LEGION NEWS.COM, JAKARTA – Ramai soal pernyataan mantan panglima TNI Gatot Nurmantyo bahwa TNI telah disusupi PKI, saat menghadiri diskusi publik secara daring beberapa waktu lalu.

Atas pernyataan tersebut sontak membuat beragam komentar terkait pernyataan Gatot bahwa 3 patung Jenderal TNI AD di museum Kostrad telah dirubuhkan.

Penilai lain datang dari Cendekiawan Nahdatul Ulama (NU), Ulil Abshar Abdallah.

Dia mengaku sedih dan menyayangkan ada kelompok masyarakat Islam yang mengharamkan kegiatan-kegiatan tertentu, seperti musik dan membuat patung.

Advertisement

“Sedih sekali jika akhir-akhirnya ini ada orang-orang yang berpendapat, musik haram, patung haram, dan sebagainya. Ya boleh saja seseorang meyakini seperti itu. Itu bagian dari hak dia. Tetapi saya tetap menyayangkan. Di pesantren tradisional NU, hal-hal begini sudah selesai. Eh muncul di Islam kota. Sedih!” kata Ulil dikutip akun Twitter-nya, Rabu (29/9/2021).

Ulil menilai, saat ini konservatif agama mulai menyusup ke TNI dan Polri. Hingga dua institusi ini berlahan balik mulai haram-haramkan sesuatu.

“Dan anehnya, konservatisme keagamaan ini kok seperti pelan-pelan menyusup ke kalangan TNI dan polisi. Ini kan kalangan abangan sebetulnya, terus berbalik jadi “santri”. Begitu mendadak jadi relijius, terus agak kebablasan, mengharamkan ini, mengharamkan itu. Amat disayangkan,” kata Gus Ulil.

Lebih lanjut, dia menilai ada gelombang peradaban yang menarik di Indonesia. Misalnya, kalangan santri NU tradisional yang berasal dari kampung bergerak ke arah yang lebih progresif dalam pandangan keagamaannya.
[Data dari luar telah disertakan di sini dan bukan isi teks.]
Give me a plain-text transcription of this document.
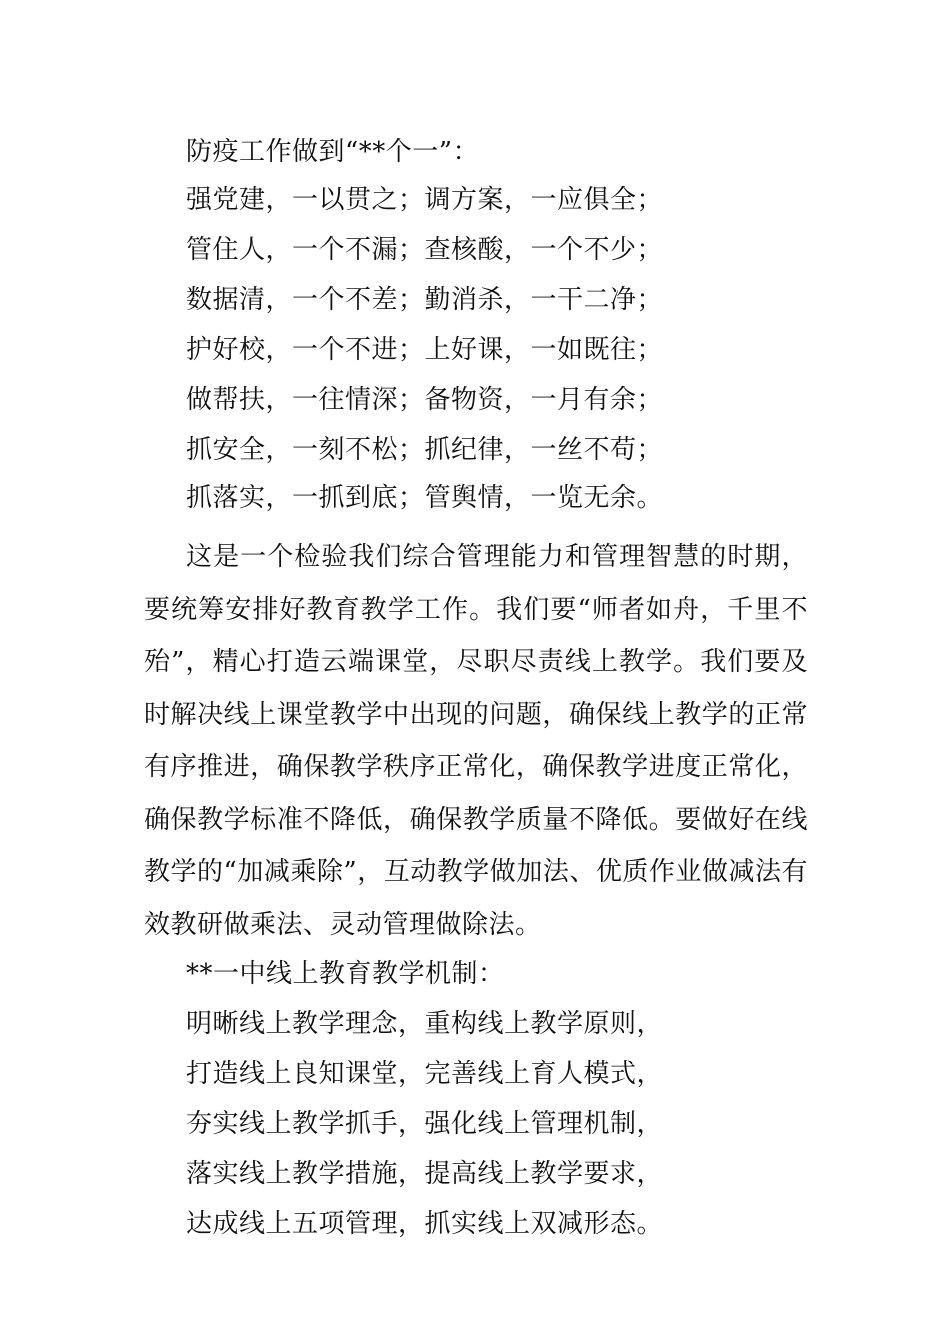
防疫工作做到“**个一”：
强党建，一以贯之；调方案，一应俱全；
管住人，一个不漏；查核酸，一个不少；
数据清，一个不差；勤消杀，一干二净；
护好校，一个不进；上好课，一如既往；
做帮扶，一往情深；备物资，一月有余；
抓安全，一刻不松；抓纪律，一丝不苟；
抓落实，一抓到底；管舆情，一览无余。

这是一个检验我们综合管理能力和管理智慧的时期，要统筹安排好教育教学工作。我们要“师者如舟，千里不殆”，精心打造云端课堂，尽职尽责线上教学。我们要及时解决线上课堂教学中出现的问题，确保线上教学的正常有序推进，确保教学秩序正常化，确保教学进度正常化，确保教学标准不降低，确保教学质量不降低。要做好在线教学的“加减乘除”，互动教学做加法、优质作业做减法有效教研做乘法、灵动管理做除法。

**一中线上教育教学机制：
明晰线上教学理念，重构线上教学原则，
打造线上良知课堂，完善线上育人模式，
夯实线上教学抓手，强化线上管理机制，
落实线上教学措施，提高线上教学要求，
达成线上五项管理，抓实线上双减形态。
Sementara yang Muslim kota bergerak ke arah sebaliknya: makin konservatif.

“Ini gejala yang menarik,” kata Ulil.

Adapun hukum membuat patung dalam pandangan Islam, kembali diperbincangkan, setelah Letjen TNI (purn) Azmyn Yusri Nasution mengambil patung tokoh nasional di Museum Pangkostrad. Patung yang diprakarsainya itu, kembali ditarik dengan alasan takut dosa membuat patung makhluk bernyawa.